La Voz de Galicia

Cuando les mando práctica libre, los alumnos de primero me miran mal, con cara de «no nos hagas esto». Resoplan y rezongan, tardan en ponerse a escribir. Prefieren, en contra de lo esperable, los ejercicios de escritura con tema o género prefijados. Y tiene sentido. La práctica libre, sin límites de espacio ni de formato, funciona como una mayoría absoluta: parece que se puede hacer cualquier cosa, que no hay límites ni fronteras. Y no.

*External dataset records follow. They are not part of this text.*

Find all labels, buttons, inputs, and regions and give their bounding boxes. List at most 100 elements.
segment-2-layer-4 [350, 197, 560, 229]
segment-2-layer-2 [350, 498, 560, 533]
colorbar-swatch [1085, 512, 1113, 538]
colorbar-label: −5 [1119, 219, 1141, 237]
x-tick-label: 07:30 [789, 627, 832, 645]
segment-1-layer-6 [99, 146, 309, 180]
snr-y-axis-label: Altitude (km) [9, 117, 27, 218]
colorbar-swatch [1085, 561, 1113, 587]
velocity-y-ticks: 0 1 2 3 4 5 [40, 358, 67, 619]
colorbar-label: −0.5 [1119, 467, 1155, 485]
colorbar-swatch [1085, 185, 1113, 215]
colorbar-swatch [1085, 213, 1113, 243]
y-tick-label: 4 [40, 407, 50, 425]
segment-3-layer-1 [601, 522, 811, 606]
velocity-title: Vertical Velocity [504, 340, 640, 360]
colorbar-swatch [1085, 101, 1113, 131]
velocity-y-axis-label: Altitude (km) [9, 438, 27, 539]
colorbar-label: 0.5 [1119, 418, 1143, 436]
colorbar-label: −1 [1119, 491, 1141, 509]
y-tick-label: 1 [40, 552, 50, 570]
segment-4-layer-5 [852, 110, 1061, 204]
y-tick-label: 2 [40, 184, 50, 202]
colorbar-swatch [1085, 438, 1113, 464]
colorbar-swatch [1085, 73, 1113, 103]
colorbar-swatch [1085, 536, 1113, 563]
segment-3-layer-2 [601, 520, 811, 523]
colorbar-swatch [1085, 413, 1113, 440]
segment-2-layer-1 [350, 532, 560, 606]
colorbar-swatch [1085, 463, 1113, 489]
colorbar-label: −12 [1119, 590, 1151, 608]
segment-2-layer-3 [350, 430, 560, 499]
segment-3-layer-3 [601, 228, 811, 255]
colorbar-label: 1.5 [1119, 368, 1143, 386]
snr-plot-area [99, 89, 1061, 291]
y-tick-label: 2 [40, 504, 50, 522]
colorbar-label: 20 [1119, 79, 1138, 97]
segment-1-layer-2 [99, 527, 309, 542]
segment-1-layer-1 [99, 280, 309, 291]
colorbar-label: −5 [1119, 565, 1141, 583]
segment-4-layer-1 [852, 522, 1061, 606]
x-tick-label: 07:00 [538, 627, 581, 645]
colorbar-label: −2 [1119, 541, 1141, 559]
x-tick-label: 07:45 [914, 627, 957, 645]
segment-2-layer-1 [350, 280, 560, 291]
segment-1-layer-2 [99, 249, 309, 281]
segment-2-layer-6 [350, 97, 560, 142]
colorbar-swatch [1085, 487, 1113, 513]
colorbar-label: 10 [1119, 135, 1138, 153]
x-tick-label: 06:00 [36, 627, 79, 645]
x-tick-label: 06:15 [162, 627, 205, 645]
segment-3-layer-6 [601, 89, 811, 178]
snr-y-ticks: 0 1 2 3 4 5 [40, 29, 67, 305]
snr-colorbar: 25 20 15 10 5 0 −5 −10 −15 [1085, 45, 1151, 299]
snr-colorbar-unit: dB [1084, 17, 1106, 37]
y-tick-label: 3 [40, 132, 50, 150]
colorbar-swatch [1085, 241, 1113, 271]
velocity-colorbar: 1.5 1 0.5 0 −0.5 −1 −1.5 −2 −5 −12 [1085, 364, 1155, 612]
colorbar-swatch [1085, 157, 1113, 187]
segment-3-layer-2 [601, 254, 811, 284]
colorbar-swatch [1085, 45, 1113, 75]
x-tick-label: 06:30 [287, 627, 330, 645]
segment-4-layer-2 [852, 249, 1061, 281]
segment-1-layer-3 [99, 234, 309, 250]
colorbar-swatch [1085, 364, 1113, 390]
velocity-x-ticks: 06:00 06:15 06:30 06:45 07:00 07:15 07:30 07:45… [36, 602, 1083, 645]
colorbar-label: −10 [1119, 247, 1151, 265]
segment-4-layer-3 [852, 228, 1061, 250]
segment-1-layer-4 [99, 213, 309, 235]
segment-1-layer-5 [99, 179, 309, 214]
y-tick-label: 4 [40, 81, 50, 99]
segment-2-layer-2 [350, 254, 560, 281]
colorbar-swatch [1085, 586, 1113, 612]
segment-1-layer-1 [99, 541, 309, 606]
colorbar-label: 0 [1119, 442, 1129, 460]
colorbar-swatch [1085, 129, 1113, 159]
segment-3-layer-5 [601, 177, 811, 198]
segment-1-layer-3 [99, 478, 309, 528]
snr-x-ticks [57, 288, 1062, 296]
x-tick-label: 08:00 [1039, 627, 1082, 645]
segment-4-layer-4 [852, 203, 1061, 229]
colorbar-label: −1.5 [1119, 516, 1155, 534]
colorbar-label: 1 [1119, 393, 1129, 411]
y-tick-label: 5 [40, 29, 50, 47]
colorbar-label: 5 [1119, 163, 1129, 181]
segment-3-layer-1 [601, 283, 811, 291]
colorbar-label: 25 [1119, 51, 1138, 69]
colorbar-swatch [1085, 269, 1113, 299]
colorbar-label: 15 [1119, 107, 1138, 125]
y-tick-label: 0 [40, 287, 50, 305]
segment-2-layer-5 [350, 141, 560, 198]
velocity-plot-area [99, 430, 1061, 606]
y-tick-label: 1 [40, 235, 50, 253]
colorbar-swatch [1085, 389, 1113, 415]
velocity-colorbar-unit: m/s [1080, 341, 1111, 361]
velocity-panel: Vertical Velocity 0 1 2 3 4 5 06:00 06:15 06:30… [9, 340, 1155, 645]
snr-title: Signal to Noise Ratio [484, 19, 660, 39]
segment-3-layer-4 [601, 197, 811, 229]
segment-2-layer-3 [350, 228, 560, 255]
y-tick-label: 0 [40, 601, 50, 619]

Siempre los hay, empezando por los límites propios.

El alumno al que se ofrece una práctica libre, como el Gobierno con mayoría absoluta, se queda sin disculpas y eso le da vértigo, porque le enfrenta con su capacidad creativa y con su experiencia. Percibe de algún modo que la libertad nunca es absoluta ni sirve para nada si no está al servicio de alguien, si no se compromete. Porque decidir el asunto sobre el que tienen que escribir ya significa un compromiso, y el tono en el que lo afronten -humorístico o formal, distanciado o cómplice-, otro. Y luego está la realidad misma, tan poco dúctil, tan reacia a dejarse transformar en palabras y frases, en párrafos, como ocurre a los Gobiernos con los mercados y esas cosas.

Quizá los mejores alumnos escriben sus mejores textos en la práctica libre y, por lo mismo, los peores escriben los peores. Como en la vida. Como en el gobierno de las naciones, como en todo. Curiosamente, el miedo a la libertad es miedo a uno mismo, a las propias limitaciones, a no parecerse lo suficiente a los demás, a tener principios, juicio y criterio, a desentonar. La libertad exige mucho.